Il semble que nous nous trouvons dans une situation où les confrontations d’idées n’ont ni tête ni queue, où les débats nécessaires pour avancer sont comme des mirages inaccessibles. Au moment où l’espace de la parole libre se rétrécit et celui du « clash » s’étale à l’ensemble des catégories sociales algériennes, le débat d’idées s’appauvrit.
Nous n’avons plus de débats d’idées, mais des débats de « convictions ». On n’interroge plus le « système », mais les « sujets » (concept d’Alain Touraine). Nous n’essayons plus de comprendre l’histoire, mais nous l’utilisons pour juger, condamner et mettre au pilori les rares personnes qui tentent d’alimenter le débat ! Kamel Daoud, Boualem Sansal, Said Sadi, Nordine Boukrouh, etc. La liste est longue. Ils essaient chacun à leur niveau d’animer les débats intellectuels sur la société algérienne. Cependant, certains intellectuels ne débattent pas des idées, mais jugent les porteurs d’idées et les mettent au pilori (de trahison, de complicité, etc.).
Quand je lis qu’un écrivain s’est inspiré d’une histoire réelle pour écrire un roman, je me demande : quel auteur ne s’est pas inspiré de la réalité pour construire une romance, un imaginaire ? L’acte d’écriture reste fastidieux et personnel, il nécessite des compétences linguistiques et intellectuelles très personnelles.
Comment peut-on réduire un livre de plusieurs centaines de pages à un plagiat ? Le plagiat consiste à reproduire à la lettre l’écriture de l’autre. Nous avons déjà entendu ces accusations à l’encontre d’écrivains comme Yasmina Khadra, Boualem Sansal (pour 2084), etc. Quelle malédiction touche notre élite ! Faut-il briller dans le cadre nationaliste du moment !

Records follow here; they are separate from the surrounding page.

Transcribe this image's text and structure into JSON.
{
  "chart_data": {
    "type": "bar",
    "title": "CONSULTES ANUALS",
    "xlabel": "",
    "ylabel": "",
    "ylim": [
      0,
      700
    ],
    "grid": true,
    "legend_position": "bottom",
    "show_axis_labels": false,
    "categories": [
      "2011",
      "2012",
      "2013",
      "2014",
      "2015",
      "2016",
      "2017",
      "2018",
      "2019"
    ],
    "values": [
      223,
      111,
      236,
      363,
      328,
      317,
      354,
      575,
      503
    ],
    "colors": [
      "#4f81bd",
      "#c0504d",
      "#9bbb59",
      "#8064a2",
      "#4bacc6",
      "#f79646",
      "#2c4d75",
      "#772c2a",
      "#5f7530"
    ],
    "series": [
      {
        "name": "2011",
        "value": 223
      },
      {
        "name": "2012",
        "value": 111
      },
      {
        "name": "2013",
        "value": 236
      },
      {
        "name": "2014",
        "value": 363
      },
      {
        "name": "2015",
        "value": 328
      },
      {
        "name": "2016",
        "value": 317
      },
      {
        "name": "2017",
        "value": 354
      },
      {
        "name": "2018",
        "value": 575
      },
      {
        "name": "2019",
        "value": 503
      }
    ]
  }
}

Certes, l’histoire coloniale de l’Algérie a laissé des cicatrices profondes, marquées par la méfiance envers les institutions et une peur de la répression. Cette méfiance a contribué à une culture du silence où les vrais débats sont souvent évités pour préserver la stabilité apparente. Mais jusqu’à quand ? Attendons-nous l’arrivée d’une nouvelle génération formatée par l’idéologie « révisionniste » de notre histoire au point de prétendre une identité qui n’est pas la nôtre ? Les sciences humaines et sociales, enseigné en Algérie, abdiquent-elles (ont-elles abdiquées) devant la pensée religieuse et révisionniste ?
L’absence de débat et/ou la répression politique joue un rôle déterminant dans l’embarras à aborder les questions sensibles, mais fondamentales pour construire un État fort et stable. Les médias, souvent (sous) contrôlés par le pouvoir politique, évitent les sujets controversés pour éviter la censure ou les représailles.
Par ailleurs, les normes sociales et culturelles favorisent la conformité et découragent l’expression d’opinions divergentes et critiques. L’obstruction des pouvoir publique (sous influence du discours nationalistes et religieux) d’aborder les vrais problèmes entraîne une stagnation du développement social.
Les questions telles que la stabilité de l’État, la séparation des pouvoirs, une justice indépendante, les droits des femmes, la liberté d’expression, etc., et les réformes de l’Etat restent en suspens, freinant le progrès de la société.
Lorsque les vrais problèmes sont ignorés, la confiance des citoyens envers les institutions et les dirigeants politiques s’érode. Cette perte de confiance peut mener à un désengagement civique et à une montée du cynisme, créant un cercle vicieux de méfiance et d’inertie.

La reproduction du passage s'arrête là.